Dans ce capitalisme qui se cherche un visage humain, dans ce siècle qui appelle plus de spiritualité, plus d’humanité, dans le monde des entreprises investi par le fait religieux (se référer au titre malheureusement accrocheur de Dounia et Lydie Bouzar « Allah a-t-il sa place dans l’entreprise), quelle serait l’attitude du chef d’entreprise qui se piquerait de philosophie et suivrait le conseil d’André Comte Sponville, quand il rencontrera dans l’œuvre de Pascal, cette pensée parlant, inconsidérément du prophète de l’Islam. 

 -«  Mahomet en tuant, J.C. en faisant tuer les siens

- Mahomet en défendant de lire, les apôtres en ordonnant de lire ».

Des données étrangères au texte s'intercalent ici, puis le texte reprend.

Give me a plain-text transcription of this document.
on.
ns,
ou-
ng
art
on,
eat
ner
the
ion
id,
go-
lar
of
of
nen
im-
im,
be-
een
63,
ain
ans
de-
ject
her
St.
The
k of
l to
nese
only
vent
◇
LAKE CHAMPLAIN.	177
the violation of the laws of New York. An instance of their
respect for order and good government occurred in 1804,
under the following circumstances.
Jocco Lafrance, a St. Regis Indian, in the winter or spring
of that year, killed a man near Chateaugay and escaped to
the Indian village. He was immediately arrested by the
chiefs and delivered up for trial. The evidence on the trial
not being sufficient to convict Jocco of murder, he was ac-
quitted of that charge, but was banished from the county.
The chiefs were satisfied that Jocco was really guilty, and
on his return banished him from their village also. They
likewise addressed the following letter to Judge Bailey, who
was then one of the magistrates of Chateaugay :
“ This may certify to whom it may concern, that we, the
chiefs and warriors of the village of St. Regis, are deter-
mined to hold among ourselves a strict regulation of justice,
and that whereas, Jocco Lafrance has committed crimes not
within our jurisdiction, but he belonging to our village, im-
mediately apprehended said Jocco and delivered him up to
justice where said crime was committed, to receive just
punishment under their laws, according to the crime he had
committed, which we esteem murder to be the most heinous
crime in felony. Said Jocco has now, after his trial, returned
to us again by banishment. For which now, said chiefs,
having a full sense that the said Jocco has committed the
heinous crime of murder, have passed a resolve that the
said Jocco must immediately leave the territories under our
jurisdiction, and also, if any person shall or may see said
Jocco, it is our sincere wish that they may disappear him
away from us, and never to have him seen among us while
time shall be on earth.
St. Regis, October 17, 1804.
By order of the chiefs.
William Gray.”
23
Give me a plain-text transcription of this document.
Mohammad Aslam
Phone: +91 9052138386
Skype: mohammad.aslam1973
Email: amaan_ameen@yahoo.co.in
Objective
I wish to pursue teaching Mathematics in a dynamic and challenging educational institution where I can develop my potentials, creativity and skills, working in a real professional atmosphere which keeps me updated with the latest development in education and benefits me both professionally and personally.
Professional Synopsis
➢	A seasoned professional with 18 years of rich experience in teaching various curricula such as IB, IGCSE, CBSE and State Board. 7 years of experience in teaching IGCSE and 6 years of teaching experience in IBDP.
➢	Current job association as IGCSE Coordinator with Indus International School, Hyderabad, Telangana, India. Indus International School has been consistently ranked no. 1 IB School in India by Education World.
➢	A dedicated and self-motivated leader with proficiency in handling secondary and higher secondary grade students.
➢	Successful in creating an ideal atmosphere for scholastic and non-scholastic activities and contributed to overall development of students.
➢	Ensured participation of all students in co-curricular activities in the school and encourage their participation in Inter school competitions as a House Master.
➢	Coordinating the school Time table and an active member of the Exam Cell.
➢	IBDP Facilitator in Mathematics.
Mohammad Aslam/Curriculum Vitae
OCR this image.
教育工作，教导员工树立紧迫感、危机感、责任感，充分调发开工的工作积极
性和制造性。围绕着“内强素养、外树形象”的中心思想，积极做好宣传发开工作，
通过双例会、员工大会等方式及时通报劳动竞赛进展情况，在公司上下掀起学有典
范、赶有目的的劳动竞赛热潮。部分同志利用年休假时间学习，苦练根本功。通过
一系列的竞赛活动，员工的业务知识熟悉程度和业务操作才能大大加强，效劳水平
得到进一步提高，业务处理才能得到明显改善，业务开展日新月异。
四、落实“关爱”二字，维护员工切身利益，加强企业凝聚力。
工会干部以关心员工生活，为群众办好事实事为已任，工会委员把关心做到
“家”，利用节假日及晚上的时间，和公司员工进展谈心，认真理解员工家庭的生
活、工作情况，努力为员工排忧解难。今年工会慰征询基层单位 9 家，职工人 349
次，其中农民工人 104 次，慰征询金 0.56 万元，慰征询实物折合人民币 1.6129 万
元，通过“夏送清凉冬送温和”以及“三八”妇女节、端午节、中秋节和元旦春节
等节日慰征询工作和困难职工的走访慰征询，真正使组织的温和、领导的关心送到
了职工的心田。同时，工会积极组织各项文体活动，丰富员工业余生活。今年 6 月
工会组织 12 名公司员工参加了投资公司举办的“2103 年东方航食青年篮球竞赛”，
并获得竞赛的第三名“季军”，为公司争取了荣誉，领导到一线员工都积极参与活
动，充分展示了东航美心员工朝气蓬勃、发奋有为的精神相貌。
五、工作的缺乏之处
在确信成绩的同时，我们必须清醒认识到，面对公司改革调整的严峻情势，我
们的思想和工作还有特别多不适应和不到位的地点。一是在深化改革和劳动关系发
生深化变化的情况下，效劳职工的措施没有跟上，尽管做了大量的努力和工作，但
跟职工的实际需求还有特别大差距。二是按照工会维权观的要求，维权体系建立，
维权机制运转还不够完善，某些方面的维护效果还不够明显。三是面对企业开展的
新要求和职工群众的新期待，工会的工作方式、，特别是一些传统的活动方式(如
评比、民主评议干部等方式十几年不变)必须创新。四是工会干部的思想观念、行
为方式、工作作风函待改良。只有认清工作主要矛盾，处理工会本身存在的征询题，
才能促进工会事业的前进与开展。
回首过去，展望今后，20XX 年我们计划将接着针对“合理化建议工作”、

Ce sont là les préjugés du siècle de Pascal, un siècle héritier des Croisades.  Mais n’est-ce pas ainsi que la conscience occidentale de notre siècle à nous, aujourd’hui relayée par de puissants médias, dans ce monde calciné qui est le nôtre, présente, voit et craint la croyance et la foi de l’autre qu’elle invite chez elle, pour ne pas dire qu’elle convoque chez elle pour plus de profit économique, de profit pour elle.

Il y a là conjonction malheureuse entre la représentation que les « Pensées » avaient confortée auprès des lecteurs du temps de Pascal et celle qui se développe sous nos yeux avec autrement plus de puissance que la puissance de l’écrit.

Comment le chef d’entreprise pascalien d’André Comte Sponville gérera-t-il cet ouvrier ? Devenu un autre lui-même, (« soi-même » comme un autre P. Ricoeur), comment traitera-t-il avec clients et partenaires, s’ils sont d’une croyance différente de la sienne et que condamne pour lui l’autorité du penseur recommandé.

Voyez-vous le conseil d’André Comte Sponville est malheureux et il vaudrait mieux éloigner le monde de l’entreprise du champ philosophique, et le champ philosophique du monde de l’entreprise. 

Si je devais donner un conseil de lecture philosophique à un chef d’entreprise, curieux des idées de son temps, ce qui serait un peu présomptueux de ma part, je vous le concède, mais je le fais quand même parce que j’ai l’excuse d’introduire le débat, je lui conseillerai de prendre comme livre de chevet pour quelque temps non pas les « Pensées » de Pascal, mais l’étude de Paul Hazard sur les origines de la crise de la conscience occidentale.

Mais je suppose qu’il n’aura pas le temps, occupé qu’il est par les fluctuations boursières, et les crises qui n’ont pas finies de s’annoncer.